When we process multi-line input, we can accumulate the substitution functions’ return values on each input line to determine if there is at least one successful substitution:
$ awk '{ v += sub(/Java/, "Kotlin"); print } END{ if(v==0) exit 100 }' input.txt
Kotlin is a programming language.
Kotlin is awesome!
Hello World.
$ echo "return code is $?"
return code is 0
$ awk '{ v += sub(/Windows/, "Linux"); print } END{ if(v==0) exit 100 }' input.txt
Java is a programming language.
Java is awesome!
Hello World.
$ echo "return code is $?"
return code is 100
The awk command above is pretty similar to the single-line solution. There are only two changes:
- Using v += sub() instead of v = sub() to accumulate the return values on each line
- Moving the “v==0” check to the END block to determine the exit code after processing all input lines
As we’ve seen, the awk command is pretty easy to understand. Therefore, we address the awk solution first.
sed can solve the problem, too. Let’s see how it’s done.
4.2. Using the sed Command
sed doesn’t support declaring variables and performing math calculations. Therefore, we have to solve the problem differently.
Let’s first take a look at the solution:
$ sed -n 's/Java/Kotlin/; tOK; bNOK; :OK;H; :NOK;p;${g;/./!{q100}}' input.txt
Kotlin is a programming language.
Kotlin is awesome!
Hello World.
$ echo "return code is $?"
return code is 0
$ sed -n 's/Windows/Linux/; tOK; bNOK; :OK;H; :NOK;p;${g;/./!{q100}}' input.txt
Java is a programming language.
Java is awesome!
Hello World.
$ echo "return code is $?"
return code is 100
Before we walk through the command, we need to understand a few sed commands:
- b label – Branch to the given label without checking if the previous s/../../ is a success
- H – Append the pattern space to the hold space
- g – Copy the hold space to the pattern space
Next, let’s figure out how the command works.
4.3. Understanding the sed Solution
A “flow-chart” may help us understand it more easily:
┌──────────────────────┐
┌───success─:OK──────>┤H; p; ${g;/./!{q100}} │
│ ^ └──────────────────────┘
│ │
sed -n 's/Java/Kotlin/; tOK; bNOK; :OK;H; :NOK; p;${g;/./!{q100}}' input.txt
│ │
│ v ┌───────────────────┐
└─not success─┴:NOK──>┤ p;${g;/./!{q100}} │
└───────────────────┘
As the chart above shows, there are two paths after the substitution. Let’s take a look at the success case first.

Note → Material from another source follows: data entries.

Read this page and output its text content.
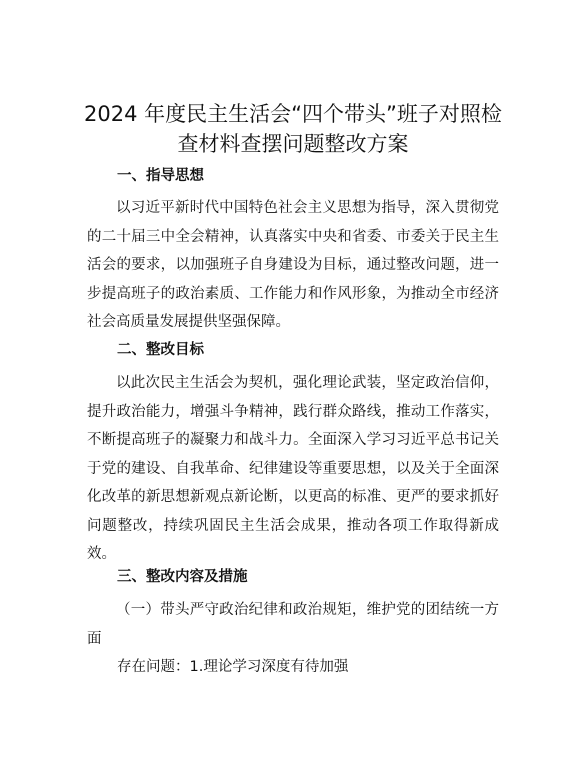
2024 年度民主生活会“四个带头”班子对照检
查材料查摆问题整改方案
一、指导思想

以习近平新时代中国特色社会主义思想为指导，深入贯彻党的二十届三中全会精神，认真落实中央和省委、市委关于民主生活会的要求，以加强班子自身建设为目标，通过整改问题，进一步提高班子的政治素质、工作能力和作风形象，为推动全市经济社会高质量发展提供坚强保障。

二、整改目标

以此次民主生活会为契机，强化理论武装，坚定政治信仰，提升政治能力，增强斗争精神，践行群众路线，推动工作落实，不断提高班子的凝聚力和战斗力。全面深入学习习近平总书记关于党的建设、自我革命、纪律建设等重要思想，以及关于全面深化改革的新思想新观点新论断，以更高的标准、更严的要求抓好问题整改，持续巩固民主生活会成果，推动各项工作取得新成效。

三、整改内容及措施

（一）带头严守政治纪律和政治规矩，维护党的团结统一方面

存在问题：1.理论学习深度有待加强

The ‘*tOK;‘ command will route the processing to execute ‘H; p; ${g;/./!{q100}}*‘:
- H – append current pattern space to hold space, so the hold space is not empty anymore. We use this trick to mark if there is at least one successful substitution
- p – print the pattern space
- ${.. – if the current line is the last line from the input
- g – copy the hold space to the current pattern space so that we can check if there is at least one successful substitution
- .. /./!{q100} } – if the hold space is empty, we think no successful substitution has been done, so return: q100
The ‘NOK‘ path is similar to the ‘OK‘ path. The ‘*bNOK;‘ command will branch to the commands: ‘p; ${g;/./!{q100}}*‘.
So, we’ll do almost the same as the ‘OK‘ path, but we don’t append pattern space to hold space. This is because we only set the mark in the hold space after a successful substation.
If we compare the sed and awk solutions, the awk solution is much easier to understand.
Therefore, when the input is multi-line, we recommend using the awk solution to control the return value.
5. Conclusion
In this article, we’ve discussed how to return a non-zero value after awk and sed substitutions are unsuccessful.
Also, we’ve covered single-line and multi-line input scenarios.